On March 21 2016, Harvard Law School decided to officially change its seal — the slave-owning Royall family coat of arms will be scrubbed from the school logo by next year. But what does this latest cleansing of university history mean in the larger context of elite education and its racist past?
According to Craig Steven Wilder, professor of history at MIT, “The American academy never stood apart from American slavery—it stood beside church and state as the third pillar of a civilization built on bondage.”
“It is Mr.
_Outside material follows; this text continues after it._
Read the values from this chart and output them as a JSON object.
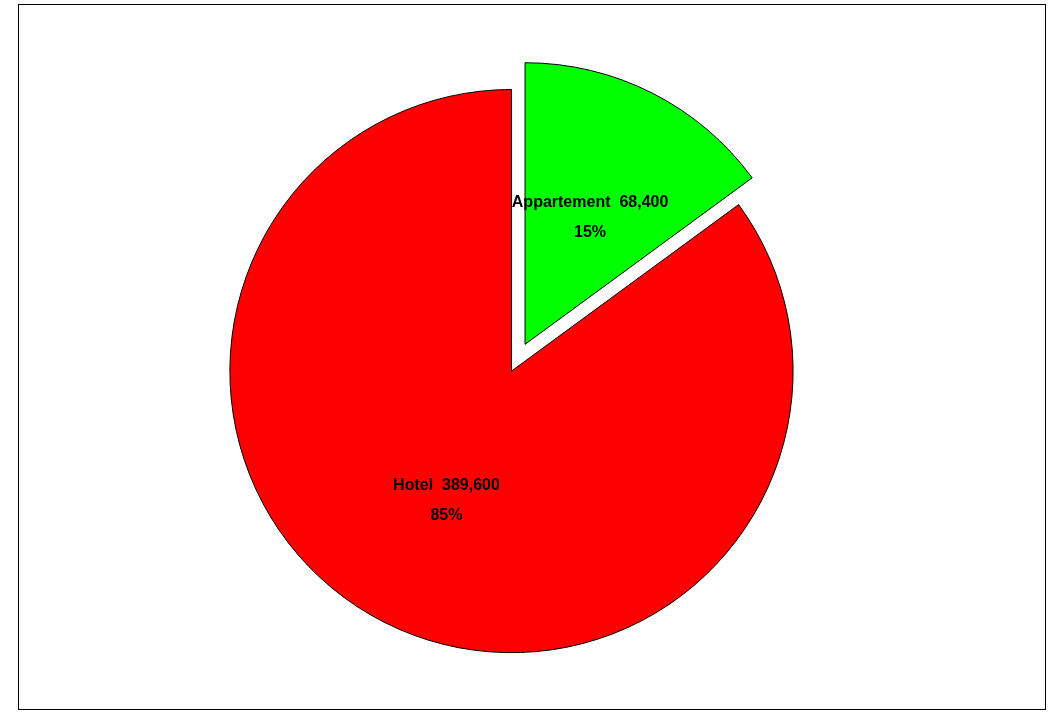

Wilder’s vast and often seemingly banal catalog of mercantile transactions, charitable bequests, and academic and administrative appointments-all links in the chain that joins universities to slavery-that lends the book its disturbing power… a passionate recounting of the collective dehumanization of African-Americans coincident with the rise in power and prestige of the Atlantic college, particularly the Ivy League.” – Wall Street Journal
TOP PHOTO: Columbia UniversityTo demonstrate just how ingrained slavery was to the 18th century academy, Wilder pointed to a flier that was published by the New-York Post Boy and Weekly Gazette that announced the swearing-in ceremony for the trustees of King’s College, which would later become Columbia University.
The advertisement on the flier read:
“Two likely Negro Boys, and a girl, to be Sold. Inquire of William Griffith, opposite Beekman slip.”